AS COVID-19 cases in New Forest District continue to decline (five per 100,000) I am dismayed by last week’s announcement of new and economically damaging restrictions on our liberties.

Think back to February. The initial phase in our strategy to deal with Covid-19 was ‘Confine’: to confine it by identifying it through testing, and then quarantining cases and contacts.

It was understood however, that this would be temporary and that inevitably it would get out and start spreading in the community.

So, the next phase was ‘Delay’: The purpose of delaying the spread was to ease the strain on the NHS by reducing the infection rate until we got to the summer when there would be fewer other winter pressures like flu for hospitals to deal with.

We also hoped Covid-19, a coronavirus like flu, would be equally seasonal in its behaviour and abate in the summer.

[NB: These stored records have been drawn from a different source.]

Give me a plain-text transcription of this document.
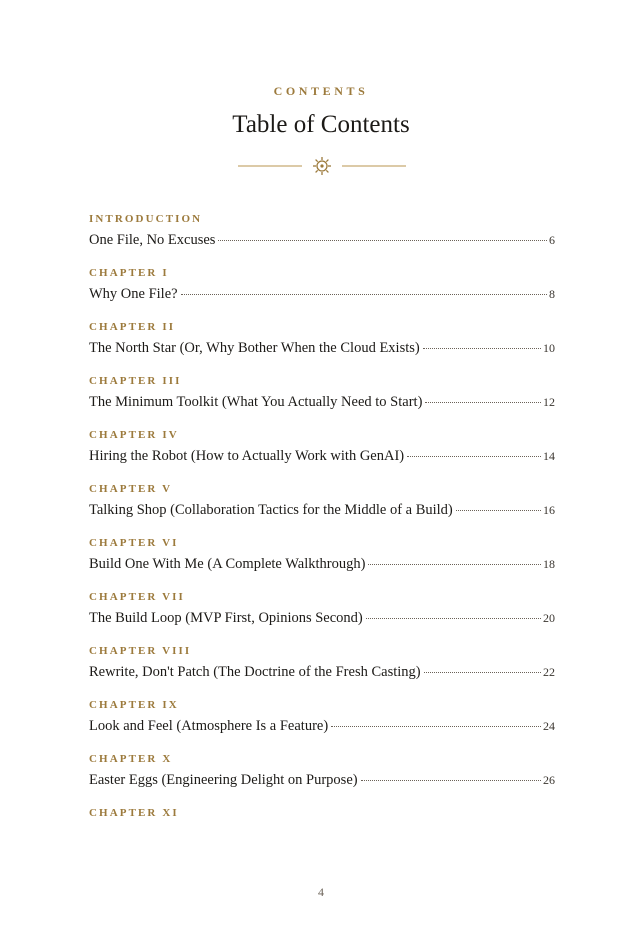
CONTENTS
Table of Contents
INTRODUCTION
One File, No Excuses	6
CHAPTER I
Why One File?	8
CHAPTER II
The North Star (Or, Why Bother When the Cloud Exists)	10
CHAPTER III
The Minimum Toolkit (What You Actually Need to Start)	12
CHAPTER IV
Hiring the Robot (How to Actually Work with GenAI)	14
CHAPTER V
Talking Shop (Collaboration Tactics for the Middle of a Build)	16
CHAPTER VI
Build One With Me (A Complete Walkthrough)	18
CHAPTER VII
The Build Loop (MVP First, Opinions Second)	20
CHAPTER VIII
Rewrite, Don't Patch (The Doctrine of the Fresh Casting)	22
CHAPTER IX
Look and Feel (Atmosphere Is a Feature)	24
CHAPTER X
Easter Eggs (Engineering Delight on Purpose)	26
CHAPTER XI
4
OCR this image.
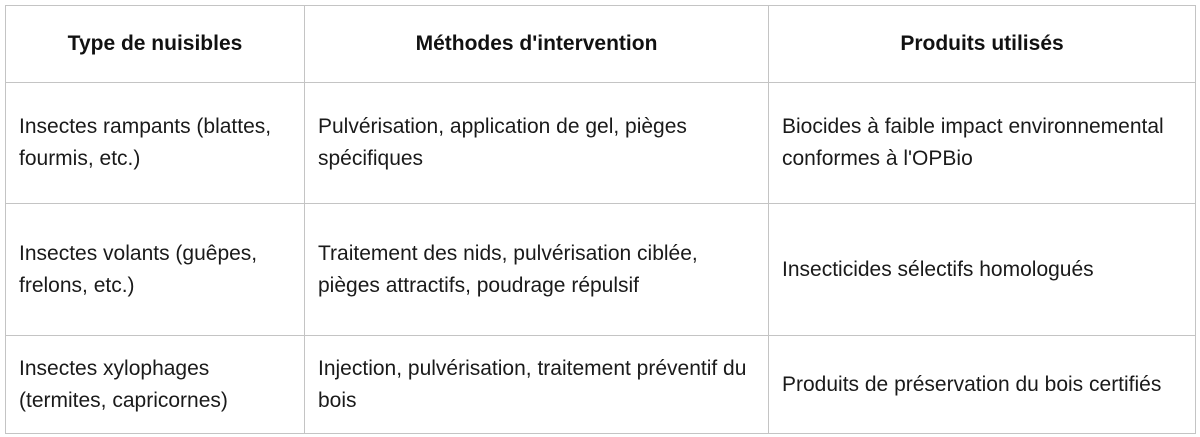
Type de nuisibles	Méthodes d'intervention	Produits utilisés

Insectes rampants (blattes, fourmis, etc.)	Pulvérisation, application de gel, pièges spécifiques	Biocides à faible impact environnemental conformes à l'OPBio

Insectes volants (guêpes, frelons, etc.)	Traitement des nids, pulvérisation ciblée, pièges attractifs, poudrage répulsif	Insecticides sélectifs homologués

Insectes xylophages (termites, capricornes)	Injection, pulvérisation, traitement préventif du bois	Produits de préservation du bois certifiés
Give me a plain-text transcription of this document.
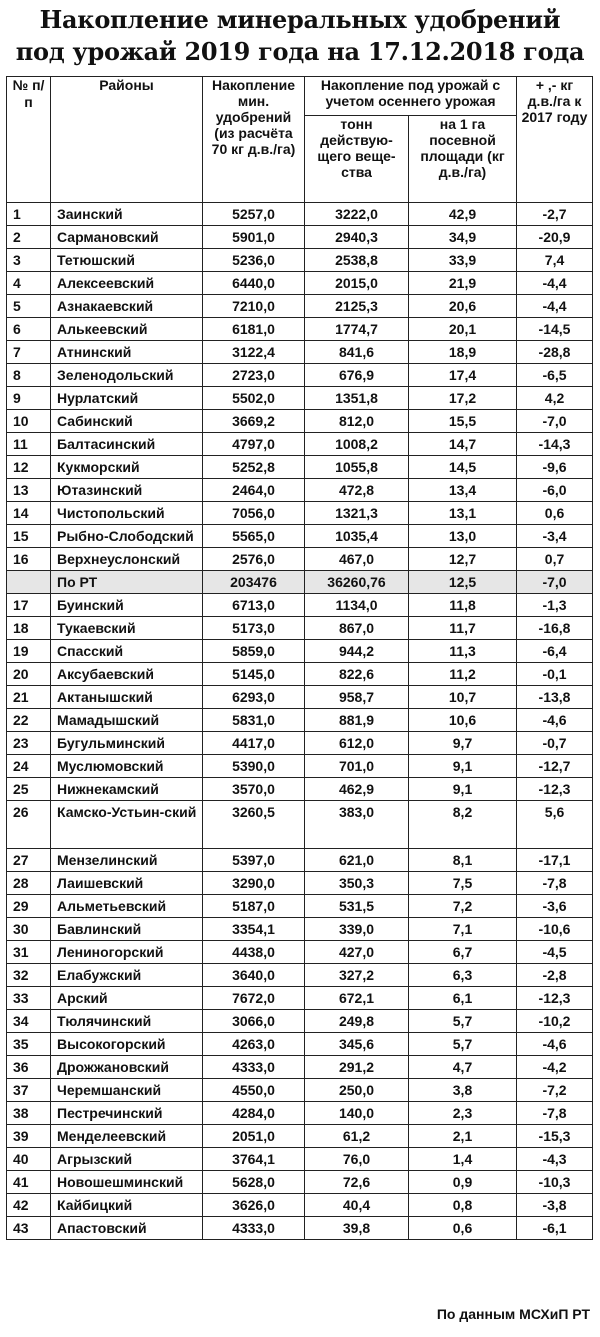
Накопление минеральных удобрений
под урожай 2019 года на 17.12.2018 года
№ п/п	Районы	Накопление мин. удобрений (из расчёта 70 кг д.в./га)	Накопление под урожай с учетом осеннего урожая		+ ,- кг д.в./га к 2017 году
			тонн действую-щего веще-ства	на 1 га посевной площади (кг д.в./га)	
1	Заинский	5257,0	3222,0	42,9	-2,7
2	Сармановский	5901,0	2940,3	34,9	-20,9
3	Тетюшский	5236,0	2538,8	33,9	7,4
4	Алексеевский	6440,0	2015,0	21,9	-4,4
5	Азнакаевский	7210,0	2125,3	20,6	-4,4
6	Алькеевский	6181,0	1774,7	20,1	-14,5
7	Атнинский	3122,4	841,6	18,9	-28,8
8	Зеленодольский	2723,0	676,9	17,4	-6,5
9	Нурлатский	5502,0	1351,8	17,2	4,2
10	Сабинский	3669,2	812,0	15,5	-7,0
11	Балтасинский	4797,0	1008,2	14,7	-14,3
12	Кукморский	5252,8	1055,8	14,5	-9,6
13	Ютазинский	2464,0	472,8	13,4	-6,0
14	Чистопольский	7056,0	1321,3	13,1	0,6
15	Рыбно-Слободский	5565,0	1035,4	13,0	-3,4
16	Верхнеуслонский	2576,0	467,0	12,7	0,7
	По РТ	203476	36260,76	12,5	-7,0
17	Буинский	6713,0	1134,0	11,8	-1,3
18	Тукаевский	5173,0	867,0	11,7	-16,8
19	Спасский	5859,0	944,2	11,3	-6,4
20	Аксубаевский	5145,0	822,6	11,2	-0,1
21	Актанышский	6293,0	958,7	10,7	-13,8
22	Мамадышский	5831,0	881,9	10,6	-4,6
23	Бугульминский	4417,0	612,0	9,7	-0,7
24	Муслюмовский	5390,0	701,0	9,1	-12,7
25	Нижнекамский	3570,0	462,9	9,1	-12,3
26	Камско-Устьин-ский	3260,5	383,0	8,2	5,6
27	Мензелинский	5397,0	621,0	8,1	-17,1
28	Лаишевский	3290,0	350,3	7,5	-7,8
29	Альметьевский	5187,0	531,5	7,2	-3,6
30	Бавлинский	3354,1	339,0	7,1	-10,6
31	Лениногорский	4438,0	427,0	6,7	-4,5
32	Елабужский	3640,0	327,2	6,3	-2,8
33	Арский	7672,0	672,1	6,1	-12,3
34	Тюлячинский	3066,0	249,8	5,7	-10,2
35	Высокогорский	4263,0	345,6	5,7	-4,6
36	Дрожжановский	4333,0	291,2	4,7	-4,2
37	Черемшанский	4550,0	250,0	3,8	-7,2
38	Пестречинский	4284,0	140,0	2,3	-7,8
39	Менделеевский	2051,0	61,2	2,1	-15,3
40	Агрызский	3764,1	76,0	1,4	-4,3
41	Новошешминский	5628,0	72,6	0,9	-10,3
42	Кайбицкий	3626,0	40,4	0,8	-3,8
43	Апастовский	4333,0	39,8	0,6	-6,1
По данным МСХиП РТ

There was no expectation that we would implement extreme measures, rather the advice was to wash your hands frequently and be sensible about social distancing.

We anticipated acquiring a herd immunity through the manageable spread of the disease. We witnessed hospitals in Italy being overwhelmed and other countries bringing in draconian lockdowns.

Then, modelling by the team from Imperial College London suggested that, if we carried on as we were, 500,000 would die (they have form in vastly over-estimating deaths from other diseases).

The Government was spooked, it changed course and ordered the lockdown with all its devastating consequences.

Flu kills all year round - in the last weeks of July it killed 1000 of us (where Covid-19 killed 200)- but it is seasonal: it certainly kills a lot more of us in the winter. Equally, we should stop talking about another wave of Covid-19 and instead, like flu, start expecting its annual season. Having peaked in April Covid-19 abated over the summer.

Inevitably it will get worse in winter, It may also be worse this winter than might otherwise have been the case. This is because we carried on with a number of restrictions on normal social life during the summer, reducing our ability to acquire and share herd immunity and wasting the opportunity provided by the weakest period for the virus.

My contention remains, as I have said many times over the last months, that our over-reaction to the disease has done much more lasting economic damage, and, counter-intuitively, even more damage to our health than the disease itself. The current strategy merely kicks the can down the road. If the measures work and reduce the spread, the virus will simply reappear later. Of course, we could be lucky and get a vaccine or a cure, or even ‘moon-shot’ daily tests to enable us to return to normality, but none of these are certain. One day there may be a virus that threatens our whole way of life – but this isn’t it, even if we are behaving as if it were.